De militaire kamer overweegt dat de omstandigheid dat gestrafte volgens getuigen rumoerig was en “een dronken indruk maakte” onvoldoende is om tot de overtuiging te komen dat gestrafte meer heeft gedronken dan het dienstbevel en dienstvoorschrift toestonden. Er zijn immers ook getuigen, te weten [getuige 5], [getuige 4] en [getuige 1], die verklaren dat gestrafte geen dronken indruk maakte. Ook de commandant van [schip 2] verklaart dat zij toen hij haar die avond ontmoette niet de indruk maakte dat ze zwalkte of beneveld was. Daarnaast verklaren de getuigen [getuige 9], [getuige 8] en [getuige 6], die toentertijd in hetzelfde slaapverblijf sliepen als gestrafte, in het algemeen, omtrent het gedrag van gestrafte dat zij rumoerig en lacherig was. Gelet hierop is de militaire kamer van oordeel dat de verklaring van gestrafte zelf over haar gedrag, dat zij slechts melig was zonder dat er alcohol in het spel was, niet als onaannemelijk terzijde kan worden geschoven. Uitsluitend het feit dat gestrafte rumoerig was en op een aantal, ter zake van het herkennen van (de mate van) alcoholgebruik niet specifiek deskundige collega’s “een dronken indruk maakte” is naar het oordeel van de militaire kamer onvoldoende om tot de overtuiging te komen dat zij in kennelijke staat van dronkenschap was. De getuigenverklaring dat gestrafte de volgende dag zou hebben gezegd dat ze muf was en in reactie op de opmerking dat het bier snel op was dat het niet uit maakt waar ze “het” vandaan had, leiden volgens de militaire kamer evenmin tot de overtuiging dat gestrafte had gedronken buiten de toegestane tijd of boven de toegestane hoeveelheid en daarmee het dienstbevel dan wel de aanwijzing CDS heeft overtreden.

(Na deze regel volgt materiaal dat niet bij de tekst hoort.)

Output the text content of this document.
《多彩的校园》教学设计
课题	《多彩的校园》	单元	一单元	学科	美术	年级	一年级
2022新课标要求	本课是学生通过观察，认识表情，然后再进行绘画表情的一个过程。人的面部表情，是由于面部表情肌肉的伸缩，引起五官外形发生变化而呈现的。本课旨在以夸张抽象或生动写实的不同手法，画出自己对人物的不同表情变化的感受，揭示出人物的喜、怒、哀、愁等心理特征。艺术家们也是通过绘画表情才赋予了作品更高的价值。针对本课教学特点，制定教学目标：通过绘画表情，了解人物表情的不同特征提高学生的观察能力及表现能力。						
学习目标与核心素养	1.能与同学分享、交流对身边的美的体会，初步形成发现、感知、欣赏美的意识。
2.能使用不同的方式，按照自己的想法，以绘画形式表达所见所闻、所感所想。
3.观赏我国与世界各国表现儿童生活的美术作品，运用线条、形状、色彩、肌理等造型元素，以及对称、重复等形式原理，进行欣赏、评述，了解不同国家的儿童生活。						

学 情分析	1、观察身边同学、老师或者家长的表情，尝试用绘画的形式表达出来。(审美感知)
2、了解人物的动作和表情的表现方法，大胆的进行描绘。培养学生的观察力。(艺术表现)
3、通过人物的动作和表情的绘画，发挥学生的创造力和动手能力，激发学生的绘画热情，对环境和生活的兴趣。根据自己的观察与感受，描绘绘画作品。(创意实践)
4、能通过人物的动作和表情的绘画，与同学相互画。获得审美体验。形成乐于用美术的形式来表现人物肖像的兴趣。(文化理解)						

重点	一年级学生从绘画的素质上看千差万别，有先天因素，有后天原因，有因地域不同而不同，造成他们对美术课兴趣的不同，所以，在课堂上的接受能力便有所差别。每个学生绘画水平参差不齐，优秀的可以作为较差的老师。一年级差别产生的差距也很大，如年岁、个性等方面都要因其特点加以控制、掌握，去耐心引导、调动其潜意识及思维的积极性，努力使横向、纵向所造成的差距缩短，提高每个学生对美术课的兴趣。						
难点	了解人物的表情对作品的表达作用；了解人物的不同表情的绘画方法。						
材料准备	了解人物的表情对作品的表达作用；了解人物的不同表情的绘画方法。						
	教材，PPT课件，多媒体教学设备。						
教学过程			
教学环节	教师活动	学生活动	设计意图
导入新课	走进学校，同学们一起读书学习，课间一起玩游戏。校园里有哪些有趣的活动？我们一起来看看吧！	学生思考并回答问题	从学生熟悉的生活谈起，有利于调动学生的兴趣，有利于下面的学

Gelet op het vorenstaande heeft de militaire kamer op grond van de voorhanden bewijsmiddelen niet de overtuiging gekregen dat een van de in de beschuldiging omschreven gedragingen heeft plaatsgevonden. De uitspraak op beklag zal derhalve worden vernietigd en gestrafte zal worden vrijgesproken van de haar verweten gedragingen.

BESLISSING:

De militaire kamer, rechtdoende in beroep:
Vernietigtde bestreden uitspraak en spreekt gestrafte vrij van de haar verweten gedragingen.
Deze beslissing is gegeven door:
mr. T.P.E.E. van Groeningen (voorzitter), mr. H.G. Eskes, rechter en kapitein ter zee van administratie mr. F.N.J. Jansen militair lid, in tegenwoordigheid van mr. D.T.P.J. Damen, griffier, en uitgesproken ter openbare terechtzitting van deze rechtbank op 7 juli 2014.